An IV piggyback is a very small bag of IV fluids that is piggybacked or attached into an existing IV line. In most cases, the piggyback medication is an antibiotic, although steroids or minerals may also be administered this way. These small IV bags containing 50 to 150 cc (or ml) of fluid are attached to a length of clear, plastic intravenous tubing known as secondary tubing to differentiate it from the primary tubing of the established IV line. The terminal end of the secondary tubing is then attached to the primary IV tubing at a port in close proximity to the IV cannula insertion site. Medical advantages of using an IV piggyback include nursing care and maintenance of only one IV site as opposed to two or more and decreased risk of infection or complication with a single, as opposed to multiple, intravenous sites.

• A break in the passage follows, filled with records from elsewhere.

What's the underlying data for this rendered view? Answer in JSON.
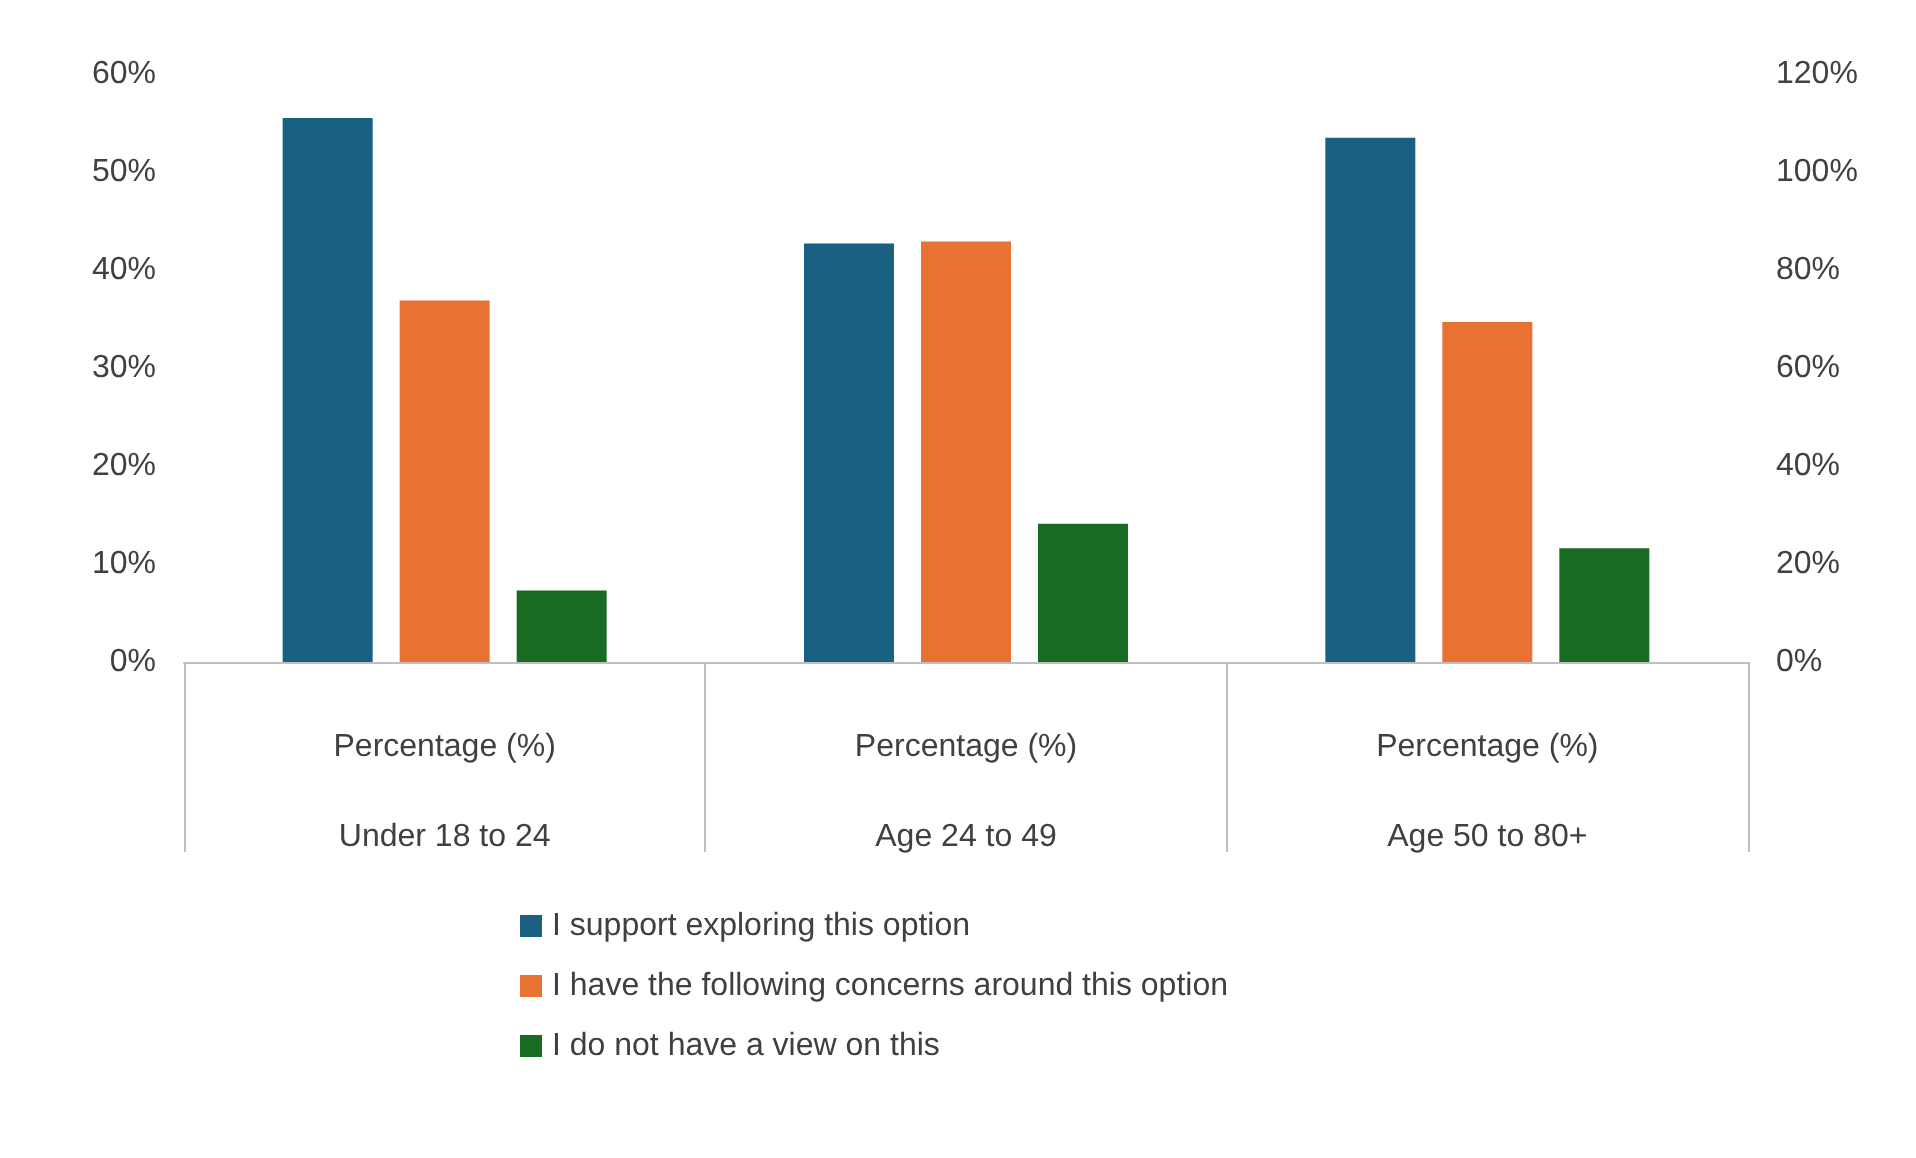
{
  "chart_data": {
    "type": "bar",
    "categories": [
      "Percentage (%)\nUnder 18 to 24",
      "Percentage (%)\nAge 24 to 49",
      "Percentage (%)\nAge 50 to 80+"
    ],
    "series": [
      {
        "name": "I support exploring this option",
        "color": "#1a6083",
        "values": [
          55.5,
          42.7,
          53.5
        ]
      },
      {
        "name": "I have the following concerns around this option",
        "color": "#e97132",
        "values": [
          36.9,
          42.9,
          34.7
        ]
      },
      {
        "name": "I do not have a view on this",
        "color": "#196b24",
        "values": [
          7.3,
          14.1,
          11.6
        ]
      }
    ],
    "ylim": [
      0,
      60
    ],
    "yticks": [
      {
        "value": 0,
        "label": "0%"
      },
      {
        "value": 10,
        "label": "10%"
      },
      {
        "value": 20,
        "label": "20%"
      },
      {
        "value": 30,
        "label": "30%"
      },
      {
        "value": 40,
        "label": "40%"
      },
      {
        "value": 50,
        "label": "50%"
      },
      {
        "value": 60,
        "label": "60%"
      }
    ],
    "y2lim": [
      0,
      120
    ],
    "y2ticks": [
      {
        "value": 0,
        "label": "0%"
      },
      {
        "value": 20,
        "label": "20%"
      },
      {
        "value": 40,
        "label": "40%"
      },
      {
        "value": 60,
        "label": "60%"
      },
      {
        "value": 80,
        "label": "80%"
      },
      {
        "value": 100,
        "label": "100%"
      },
      {
        "value": 120,
        "label": "120%"
      }
    ],
    "grid": false,
    "legend": "bottom"
  }
}
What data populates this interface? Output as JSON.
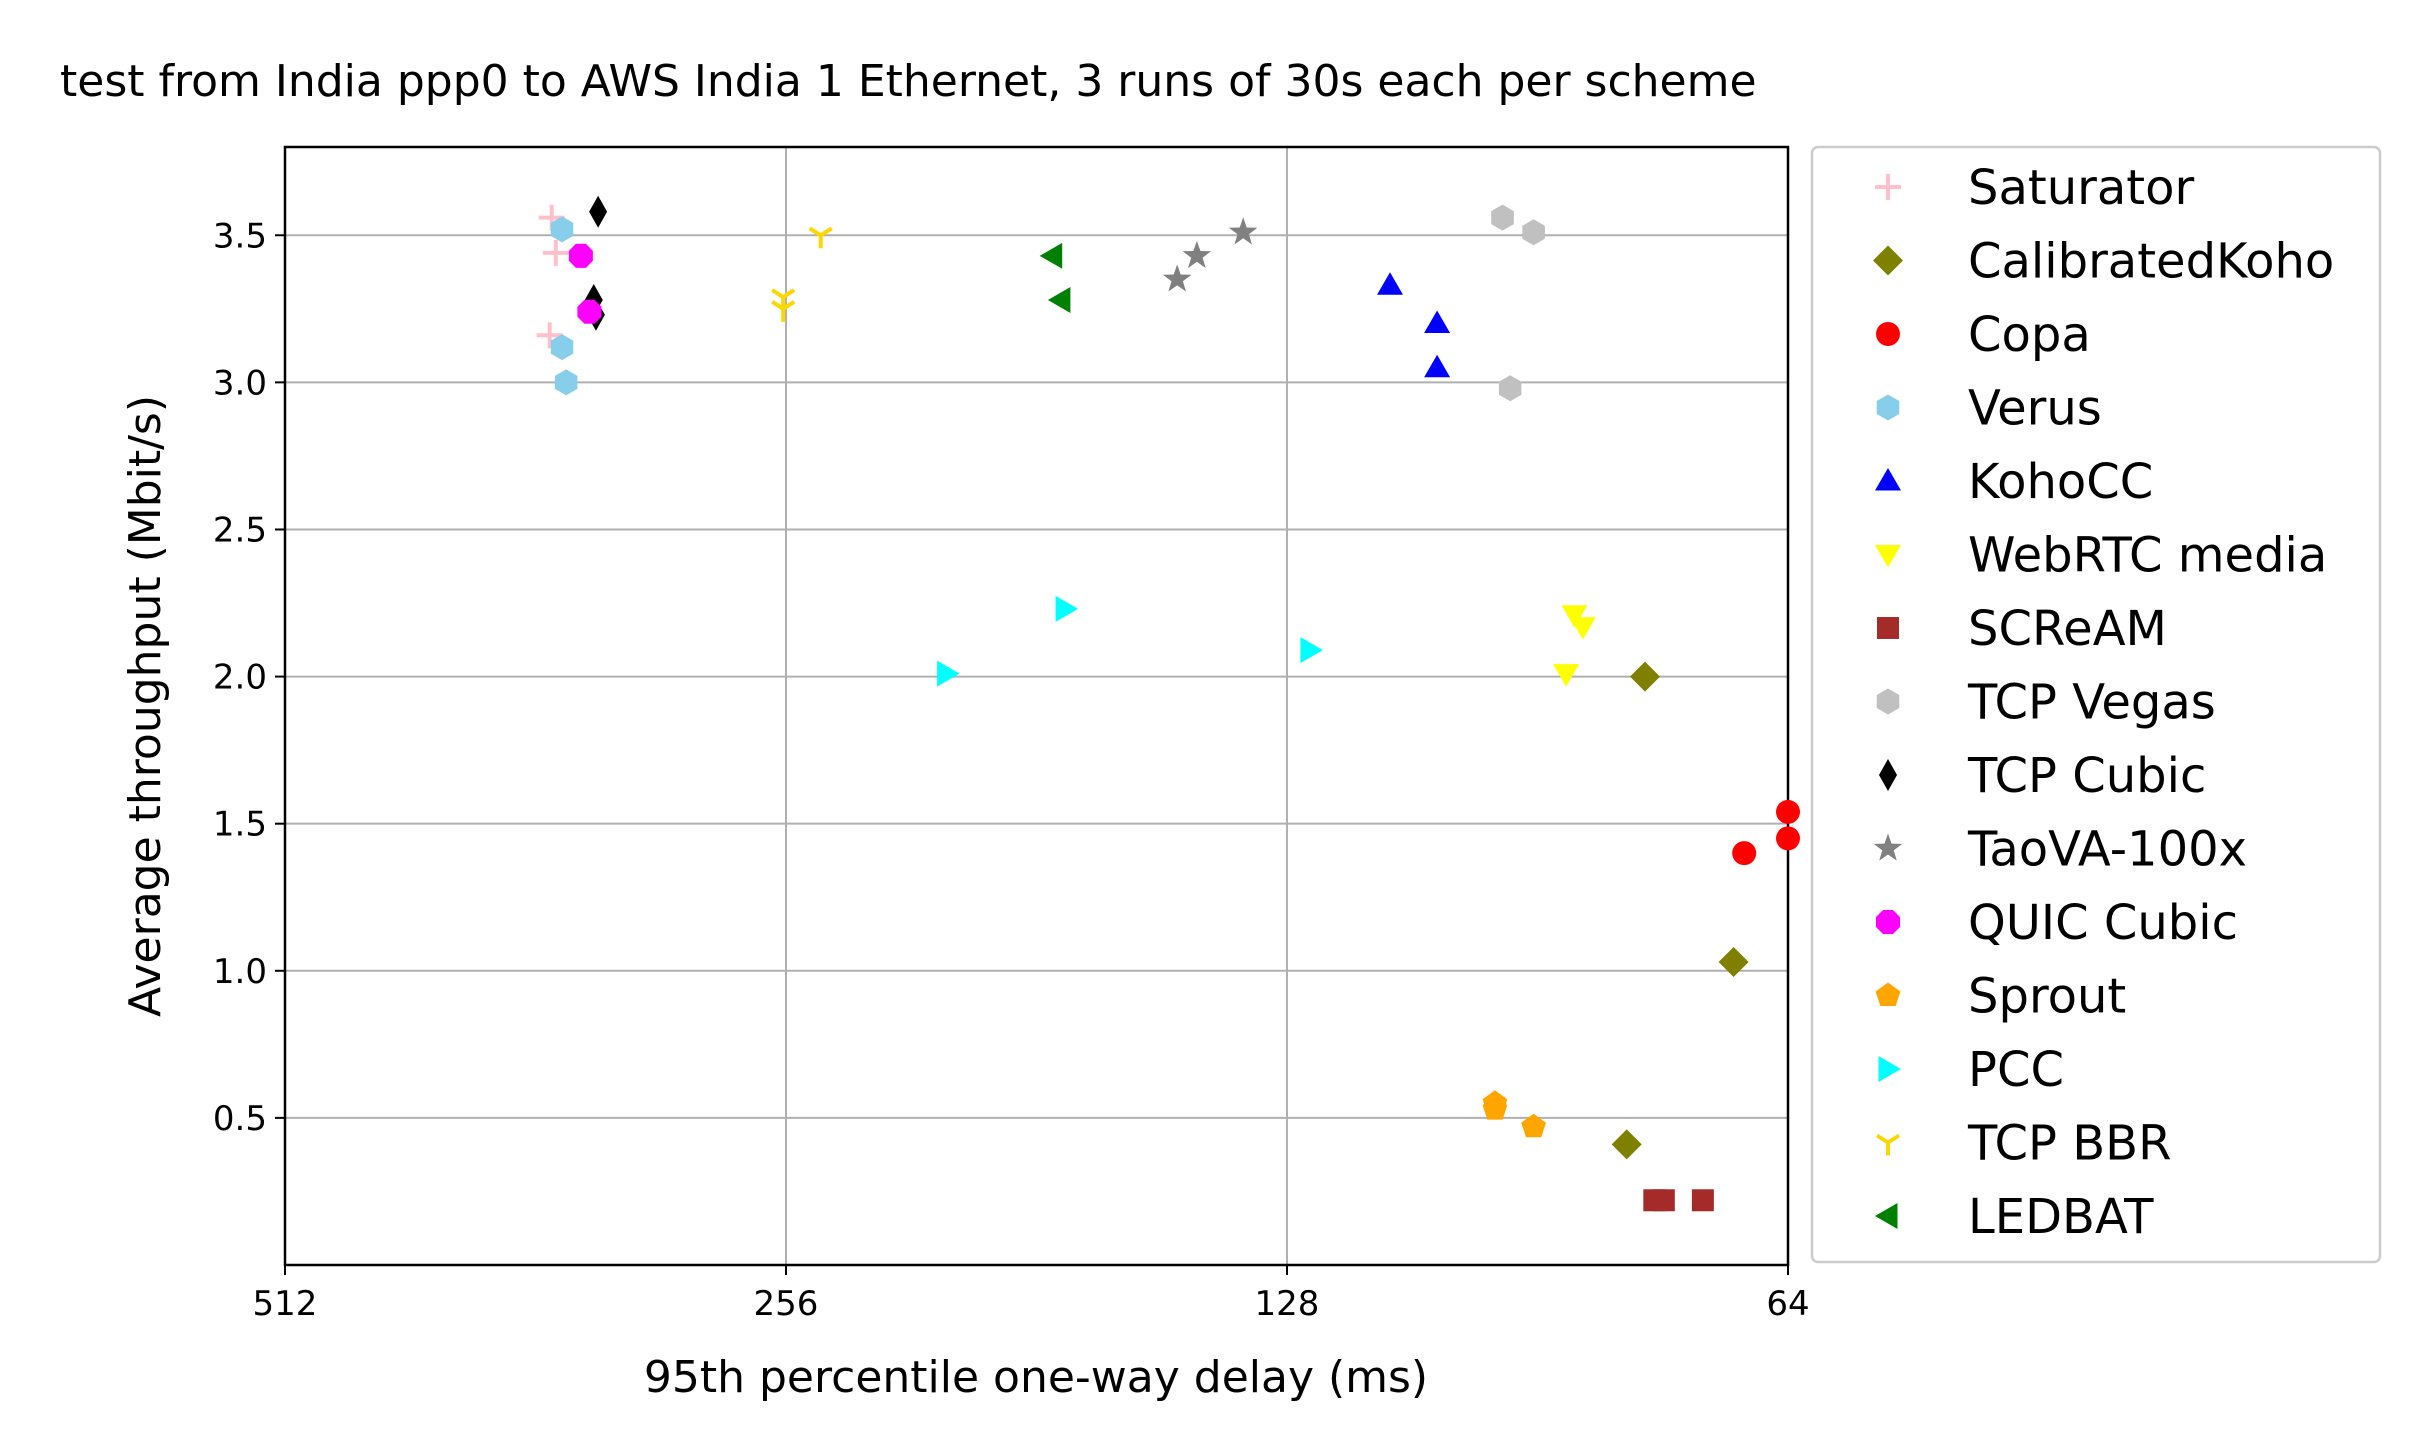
{
  "chart_data": {
    "type": "scatter",
    "title": "test from India ppp0 to AWS India 1 Ethernet, 3 runs of 30s each per scheme",
    "xlabel": "95th percentile one-way delay (ms)",
    "ylabel": "Average throughput (Mbit/s)",
    "x_scale": "log2",
    "x_inverted": true,
    "xlim": [
      512,
      64
    ],
    "ylim": [
      0,
      3.8
    ],
    "x_ticks": [
      512,
      256,
      128,
      64
    ],
    "x_tick_labels": [
      "512",
      "256",
      "128",
      "64"
    ],
    "y_ticks": [
      0.5,
      1.0,
      1.5,
      2.0,
      2.5,
      3.0,
      3.5
    ],
    "y_tick_labels": [
      "0.5",
      "1.0",
      "1.5",
      "2.0",
      "2.5",
      "3.0",
      "3.5"
    ],
    "grid": true,
    "legend_position": "outside right",
    "series": [
      {
        "name": "Saturator",
        "marker": "plus",
        "color": "#ffc0cb",
        "points": [
          [
            354,
            3.56
          ],
          [
            352,
            3.44
          ],
          [
            355,
            3.16
          ]
        ]
      },
      {
        "name": "CalibratedKoho",
        "marker": "diamond",
        "color": "#808000",
        "points": [
          [
            78,
            2.0
          ],
          [
            69,
            1.03
          ],
          [
            80,
            0.41
          ]
        ]
      },
      {
        "name": "Copa",
        "marker": "circle",
        "color": "#ff0000",
        "points": [
          [
            64,
            1.54
          ],
          [
            64,
            1.45
          ],
          [
            68,
            1.4
          ]
        ]
      },
      {
        "name": "Verus",
        "marker": "hexagon",
        "color": "#87ceeb",
        "points": [
          [
            349,
            3.52
          ],
          [
            349,
            3.12
          ],
          [
            347,
            3.0
          ]
        ]
      },
      {
        "name": "KohoCC",
        "marker": "triangle-up",
        "color": "#0000ff",
        "points": [
          [
            111,
            3.33
          ],
          [
            104,
            3.2
          ],
          [
            104,
            3.05
          ]
        ]
      },
      {
        "name": "WebRTC media",
        "marker": "triangle-down",
        "color": "#ffff00",
        "points": [
          [
            86,
            2.21
          ],
          [
            85,
            2.17
          ],
          [
            87,
            2.01
          ]
        ]
      },
      {
        "name": "SCReAM",
        "marker": "square",
        "color": "#a52a2a",
        "points": [
          [
            77,
            0.22
          ],
          [
            76,
            0.22
          ],
          [
            72,
            0.22
          ]
        ]
      },
      {
        "name": "TCP Vegas",
        "marker": "hexagon",
        "color": "#c0c0c0",
        "points": [
          [
            95,
            3.56
          ],
          [
            91,
            3.51
          ],
          [
            94,
            2.98
          ]
        ]
      },
      {
        "name": "TCP Cubic",
        "marker": "thin-diamond",
        "color": "#000000",
        "points": [
          [
            332,
            3.58
          ],
          [
            334,
            3.28
          ],
          [
            333,
            3.23
          ]
        ]
      },
      {
        "name": "TaoVA-100x",
        "marker": "star",
        "color": "#808080",
        "points": [
          [
            136,
            3.51
          ],
          [
            145,
            3.43
          ],
          [
            149,
            3.35
          ]
        ]
      },
      {
        "name": "QUIC Cubic",
        "marker": "octagon",
        "color": "#ff00ff",
        "points": [
          [
            340,
            3.43
          ],
          [
            336,
            3.24
          ]
        ]
      },
      {
        "name": "Sprout",
        "marker": "pentagon",
        "color": "#ffa500",
        "points": [
          [
            96,
            0.55
          ],
          [
            96,
            0.53
          ],
          [
            91,
            0.47
          ]
        ]
      },
      {
        "name": "PCC",
        "marker": "triangle-right",
        "color": "#00ffff",
        "points": [
          [
            205,
            2.01
          ],
          [
            174,
            2.23
          ],
          [
            124,
            2.09
          ]
        ]
      },
      {
        "name": "TCP BBR",
        "marker": "tri-down",
        "color": "#ffd700",
        "points": [
          [
            244,
            3.5
          ],
          [
            257,
            3.29
          ],
          [
            257,
            3.25
          ]
        ]
      },
      {
        "name": "LEDBAT",
        "marker": "triangle-left",
        "color": "#008000",
        "points": [
          [
            177,
            3.43
          ],
          [
            175,
            3.28
          ]
        ]
      }
    ]
  }
}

IV insertion sites, where the IV catheter pierces the skin to enter a vein, require frequent nursing assessments and evaluations for patency, leakage into the tissues and infection. These evaluations are conducted prior to the administration of any new medication or IV bag, as part of a patient's physical evaluation each nursing shift, and whenever an IV pump alarm sounds. Depending upon the facility, IV catheter sites are only allowed to remain for a maximum number of days before a new site is established in order to decrease the chance of infection. Thus, the use of an piggybacked IV may decrease the nursing workload by reducing the number of IV sites to be evaluated multiple times a day or to be restarted when the cannula site times out.
Another medical advantage to using IV piggyback medication administration is the decreased chance of infection or complications. Every interruption in skin integrity allowed by an IV catheter is a potential route for pathogens and subsequent infection. Hooking an IV piggyback into an existing primary IV line allows for only one IV site at a time, as opposed to two separate IV catheters doubling the chance of untoward reactions.
Using an IV piggyback can also increase patient comfort, or at least decrease the number of times an IV catheter needs to be inserted. This can be particularly important in individuals with poorly accessible veins who often require multiple attempts to establish a patent IV line. This is often the case in the elderly, the obese, those undergoing chemotherapy, and individuals with a history of IV drug abuse.